When I asked him how that imperative squared with the need to work for peace in a country that is often riven by sectarian and interreligious strife, he replied that RCCG’s commitment to social responsibility was reshaping the idea of “winning the lost” as something other than conventional evangelism.
“This means reaching out to the poorest members of our communities,” he said, “even if they are not Christians. The point is trying to touch those in need in real and positive ways.”
Projects sponsored by Osinbajo’s division of RCCG included insurance schemes to provide health care for poor children as well as the “Excel” reading program, which has implemented and underwritten new teaching strategies to promote literacy in dozens of public schools in the Lagos area.
In Nigeria, El Salvador, Indonesia and other parts of the developing world, this shift in the notion of what constitutes the core imperative of the gospel — from simply amassing converts to promoting primary social goods like health care and education, regardless of the religious affiliation of the beneficiaries — marks a subtle but encouraging evolution in some strands of global Pentecostal culture.
Back in January, during a supposedly secret meeting with leading Pentecostal supporters and a cadre of political advisers, Jonathan allegedly remarked, “Osinbajo is my problem.” One might reasonably have replied that a raft of corruption charges and a feckless policy toward Boko Haram were his problem.
In any case, the comment neatly summarizes the incoming administration’s winning strategy. Muhammadu Buhari, a former army general and onetime military dictator, is viewed as a law-and-order hero in Nigeria, especially in its Muslim north, where Boko Haram’s predations are most acutely felt.
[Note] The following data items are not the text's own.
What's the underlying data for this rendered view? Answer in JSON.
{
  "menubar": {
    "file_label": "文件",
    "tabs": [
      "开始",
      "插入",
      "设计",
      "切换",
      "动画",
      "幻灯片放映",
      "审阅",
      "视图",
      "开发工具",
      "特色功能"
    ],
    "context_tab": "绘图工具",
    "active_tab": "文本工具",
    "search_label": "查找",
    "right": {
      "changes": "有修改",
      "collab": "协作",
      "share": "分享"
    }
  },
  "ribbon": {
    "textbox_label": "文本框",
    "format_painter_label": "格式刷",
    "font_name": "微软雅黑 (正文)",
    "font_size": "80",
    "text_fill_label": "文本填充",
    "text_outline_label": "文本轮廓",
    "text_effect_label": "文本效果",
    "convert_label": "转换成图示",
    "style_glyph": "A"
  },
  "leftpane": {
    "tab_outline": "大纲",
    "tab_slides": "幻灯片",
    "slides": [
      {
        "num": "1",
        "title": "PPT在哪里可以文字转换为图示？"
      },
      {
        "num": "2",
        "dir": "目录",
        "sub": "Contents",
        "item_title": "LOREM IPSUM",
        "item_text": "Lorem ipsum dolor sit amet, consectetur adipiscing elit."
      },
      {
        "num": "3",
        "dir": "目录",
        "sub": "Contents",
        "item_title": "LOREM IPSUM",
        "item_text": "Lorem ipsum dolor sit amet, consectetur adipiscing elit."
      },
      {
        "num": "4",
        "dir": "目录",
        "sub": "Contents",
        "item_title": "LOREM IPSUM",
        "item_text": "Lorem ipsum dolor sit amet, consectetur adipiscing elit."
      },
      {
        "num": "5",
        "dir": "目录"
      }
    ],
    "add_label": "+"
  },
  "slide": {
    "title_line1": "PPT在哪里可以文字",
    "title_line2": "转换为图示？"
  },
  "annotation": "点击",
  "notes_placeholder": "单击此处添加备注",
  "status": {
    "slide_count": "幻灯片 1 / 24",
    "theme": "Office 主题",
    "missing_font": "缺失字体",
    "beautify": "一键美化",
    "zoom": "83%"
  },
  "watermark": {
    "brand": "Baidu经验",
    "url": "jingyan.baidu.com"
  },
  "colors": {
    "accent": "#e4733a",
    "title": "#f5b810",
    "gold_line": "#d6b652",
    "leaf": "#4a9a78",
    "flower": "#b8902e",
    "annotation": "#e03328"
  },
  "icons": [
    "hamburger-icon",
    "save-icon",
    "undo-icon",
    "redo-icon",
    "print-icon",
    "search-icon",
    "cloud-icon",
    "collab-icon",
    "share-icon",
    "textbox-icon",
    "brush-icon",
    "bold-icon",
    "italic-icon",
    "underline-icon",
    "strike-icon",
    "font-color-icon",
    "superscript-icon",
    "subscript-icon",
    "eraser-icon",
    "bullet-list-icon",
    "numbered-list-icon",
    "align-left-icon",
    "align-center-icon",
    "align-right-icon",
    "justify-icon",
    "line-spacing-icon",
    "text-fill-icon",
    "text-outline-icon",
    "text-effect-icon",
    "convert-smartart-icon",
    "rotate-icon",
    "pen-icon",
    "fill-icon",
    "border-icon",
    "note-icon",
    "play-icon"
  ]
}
But to win the election Buhari needed a respected running mate from the Christian south who, in addition to attracting non-Muslim votes to the ticket, would also bolster a potential Buhari administration’s anti-corruption bona fides.
As last week’s election results proved, Buhari’s choice of Osinbajo was arguably indispensable to his success.
I sincerely hope that Buhari’s inclination toward iron-fisted rule has mellowed over the decades — or that it is at least susceptible to the tempering influence of his mild-mannered vice president.
On the other hand, I believe Osinbajo’s evident commitment to clean governance and fair-mindedness won’t get much traction in Nigeria’s brash, complex and chaotic governing culture unless Buhari is willing to put some of his own political muscle behind his vice president’s ideas.
The two men proved to be a successful team on the campaign trail. May their like minded collaboration continue well beyond inauguration day.
Nick Shindo Street is the senior writer with the Center for Religion and Civic Culture at the University of Southern California.